Depuis que les chars russes sont entrés en Ukraine, nous, Européens, tâchons de nous convaincre que c'est la guerre des autres et que l'Ukraine est un pays lointain. Les crimes et atrocités humaines que nos écrans nous renvoient en temps réel seraient réservés à un monde à part, même pas membre de l'Union européenne ni de l'Otan, un monde étanche et confiné à des règlements de compte entre vieux cousins de l'ancien bloc soviétique, dont nous serions à jamais épargnés.
C'est le contraire. Ce que Vladimir Poutine vise en Ukraine, c'est nous. Les civils qu'il massacre, chasse et terrorise ont commis à ses yeux le crime de vouloir nous rejoindre et nous ressembler. Le pays sur lequel il s'acharne est une Ukraine occidentalisée qu'il croyait connaître et qu'il n'a pas vu changer, celle qui a fait le choix de l'Europe plutôt que d'une Russie issue du soviétisme et calquée sur son modèle, celle qui s'efforce d'avancer vers la mise en place de la démocratie libérale au contraire de la dictature qu'il incarne. Derrière la rhétorique d'une avancée de l'Otan menaçante pour la sécurité de la Russie, dont l'histoire démontre qu'elle ne repose sur aucune réalité et qu'elle n'est qu'un prétexte mis en scène sur le tard, la guerre de Poutine n'a qu'une cible : les valeurs de l'Europe et de l'Occident qu'il exècre - la pluralité politique, la liberté de la presse, le respect des minorités, des droits humains, de la souveraineté des Etats, de l'intégrité des frontières établies par les traités internationaux, lesquels ont été signés et validés par la Russie elle-même.
L'Ukraine, qui doit être remise au pas, vassalisée ou à nouveau tronçonnée, selon l'ampleur des ravages russes sur le terrain et des négociations qui en découleront, n'est pas une fin en soi. Elle est une étape dans une guerre commencée il y a vingt-deux ans par Vladimir Poutine, arrivé au pouvoir grâce à son "règlement" radical de la guerre de Tchétchénie. L'invasion de l'Ukraine a été préparée par sa conquête d'un cinquième du territoire de la Géorgie en 2008, l'annexion de la Crimée et son soutien informel aux séparatistes du Donbass en 2014.
Nous ne pouvons continuer à nous bercer des illusions que le président russe compte s'arrêter là. Vladimir Poutine, qui s'amuse de la naïveté occidentale et de son attachement à la paix, a pourtant exposé son plan clairement. En juillet 2021, il a expliqué que l'Ukraine n'existait pas hors de la Russie. En décembre, il a voulu imposer deux projets de traités prévoyant rien de moins qu'un retour à la situation d'avant 1997 - avant l'adhésion à l'UE et à l'Otan d'anciens pays du bloc soviétique, comme la Pologne ou les pays Baltes. Aucun pays au nord et à l'est de l'Allemagne n'aurait le droit de choisir la protection de l'Alliance atlantique. Ce que veut Poutine, c'est mettre l'Europe sous sa coupe.

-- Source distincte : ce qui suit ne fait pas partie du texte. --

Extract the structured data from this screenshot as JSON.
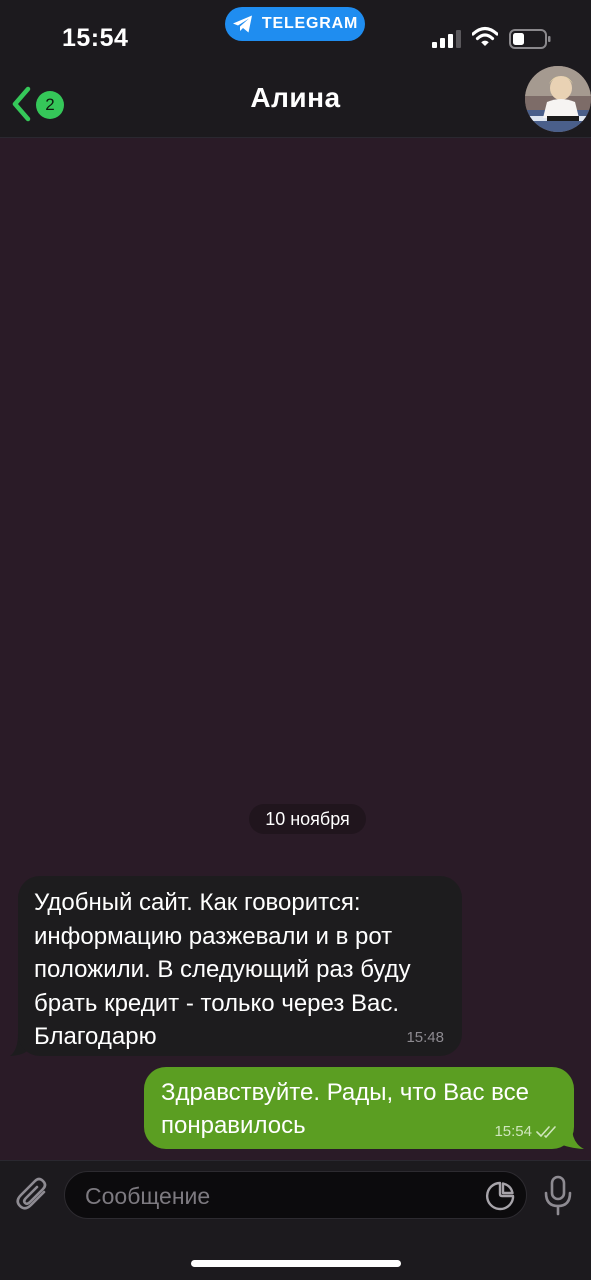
{
  "status_bar": {
    "time": "15:54",
    "app_label": "TELEGRAM",
    "app_color": "#1f8df0"
  },
  "header": {
    "back_icon": "chevron-left-icon",
    "unread_count": "2",
    "title": "Алина",
    "avatar": "contact-avatar"
  },
  "chat": {
    "background": "#2a1b27",
    "date_separator": "10 ноября",
    "messages": [
      {
        "direction": "incoming",
        "lines": [
          "Удобный сайт. Как говорится:",
          "информацию разжевали и в рот",
          "положили. В следующий раз буду",
          "брать кредит - только через Вас.",
          "Благодарю"
        ],
        "time": "15:48"
      },
      {
        "direction": "outgoing",
        "lines": [
          "Здравствуйте. Рады, что Вас все",
          "понравилось"
        ],
        "time": "15:54",
        "status_icon": "double-check-icon"
      }
    ]
  },
  "input_bar": {
    "placeholder": "Сообщение",
    "attach_icon": "paperclip-icon",
    "sticker_icon": "sticker-icon",
    "mic_icon": "microphone-icon"
  },
  "colors": {
    "accent_green": "#35c759",
    "outgoing_bubble": "#5b9e22",
    "incoming_bubble": "#1d1c1e"
  }
}
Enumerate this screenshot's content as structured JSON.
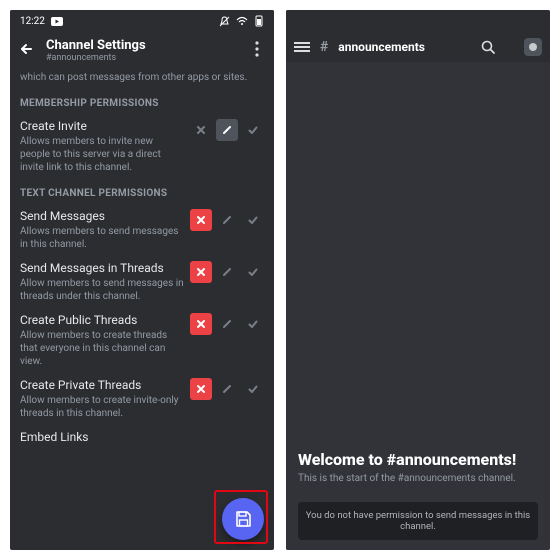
{
  "left": {
    "statusbar": {
      "time": "12:22"
    },
    "header": {
      "title": "Channel Settings",
      "subtitle": "#announcements"
    },
    "intro": "which can post messages from other apps or sites.",
    "sections": {
      "membership": "MEMBERSHIP PERMISSIONS",
      "text": "TEXT CHANNEL PERMISSIONS"
    },
    "perms": {
      "create_invite": {
        "title": "Create Invite",
        "desc": "Allows members to invite new people to this server via a direct invite link to this channel.",
        "state": "slash"
      },
      "send_messages": {
        "title": "Send Messages",
        "desc": "Allows members to send messages in this channel.",
        "state": "deny"
      },
      "send_messages_threads": {
        "title": "Send Messages in Threads",
        "desc": "Allow members to send messages in threads under this channel.",
        "state": "deny"
      },
      "create_public_threads": {
        "title": "Create Public Threads",
        "desc": "Allow members to create threads that everyone in this channel can view.",
        "state": "deny"
      },
      "create_private_threads": {
        "title": "Create Private Threads",
        "desc": "Allow members to create invite-only threads in this channel.",
        "state": "deny"
      },
      "embed_links": {
        "title": "Embed Links",
        "desc": ""
      }
    }
  },
  "right": {
    "channel": "announcements",
    "welcome": "Welcome to #announcements!",
    "subtitle": "This is the start of the #announcements channel.",
    "noperm": "You do not have permission to send messages in this channel."
  }
}
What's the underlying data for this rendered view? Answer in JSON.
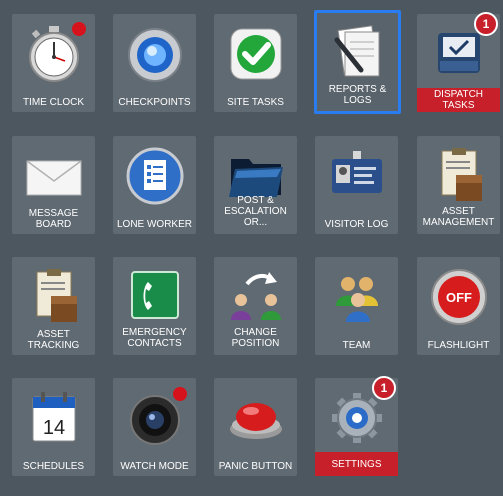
{
  "tiles": [
    {
      "label": "TIME CLOCK",
      "icon": "stopwatch-icon"
    },
    {
      "label": "CHECKPOINTS",
      "icon": "checkpoint-orb-icon"
    },
    {
      "label": "SITE TASKS",
      "icon": "checkmark-icon"
    },
    {
      "label": "REPORTS & LOGS",
      "icon": "reports-pen-icon"
    },
    {
      "label": "DISPATCH TASKS",
      "icon": "dispatch-inbox-icon",
      "badge": "1"
    },
    {
      "label": "MESSAGE BOARD",
      "icon": "envelope-icon"
    },
    {
      "label": "LONE WORKER",
      "icon": "checklist-orb-icon"
    },
    {
      "label": "POST & ESCALATION OR...",
      "icon": "folder-icon"
    },
    {
      "label": "VISITOR LOG",
      "icon": "id-badge-icon"
    },
    {
      "label": "ASSET MANAGEMENT",
      "icon": "clipboard-box-icon"
    },
    {
      "label": "ASSET TRACKING",
      "icon": "clipboard-box-icon"
    },
    {
      "label": "EMERGENCY CONTACTS",
      "icon": "phone-icon"
    },
    {
      "label": "CHANGE POSITION",
      "icon": "swap-users-icon"
    },
    {
      "label": "TEAM",
      "icon": "team-icon"
    },
    {
      "label": "FLASHLIGHT",
      "icon": "off-button-icon"
    },
    {
      "label": "SCHEDULES",
      "icon": "calendar-icon"
    },
    {
      "label": "WATCH MODE",
      "icon": "camera-lens-icon"
    },
    {
      "label": "PANIC BUTTON",
      "icon": "red-button-icon"
    },
    {
      "label": "SETTINGS",
      "icon": "gear-icon",
      "badge": "1"
    }
  ],
  "calendar_day": "14",
  "flashlight_text": "OFF",
  "colors": {
    "background": "#4d575f",
    "tile": "#606a72",
    "selected_outline": "#2a7df0",
    "alert_red": "#c8202a"
  }
}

Les Ukrainiens meurent pour nous
Les Ukrainiens sont en train de mourir pour nous. Pour nos principes et nos valeurs, pour la liberté et la démocratie, pour l'indépendance et la souveraineté des Etats, pour le droit à la paix. Et ils résistent avec un courage et une ténacité extraordinaires, avec le soutien militaire, humanitaire et les renseignements des alliés de l'Otan, à la deuxième armée du monde qui les massacre. Ils nous demandent une zone d'exclusion aérienne, que rejette le président Biden : envoyer des équipements offensifs et des avions contre l'armée russe, "comprenez-le bien, ne vous y trompez pas, quoi qu'on en dise, ça s'appelle la Troisième Guerre mondiale". Européens et Américains ont fait preuve d'une unité impressionnante pour soutenir l'Ukraine et imposer à la Russie des sanctions d'une violence paralysante.
Mais pas assez vite. Les villes croulent sous les bombes et nous, incapables de nous priver de l'achat du gaz russe, nous restons les financiers de la guerre que nous dénonçons. Comment être en guerre sans le dire et sans y être ? Sans devenir l'agresseur qui mènerait à une escalade fatale, nous devons nous préparer à ne rien concéder à un dictateur déterminé, il l'a dit, à "aller jusqu'au bout". Et donc accepter des sacrifices douloureux.
Kiev est devenue la capitale de l'Europe car ce qui se joue à Kiev, c'est nous. C'est à notre civilisation que Vladimir Poutine a déclaré la guerre, et notre faiblesse l'incitera à franchir d'autres frontières. Si l'Ukraine tombe, l'Union européenne sera au premier rang sur la ligne de front. De continuer à ne pas vouloir souffrir pour l'Ukraine, nous mourrons.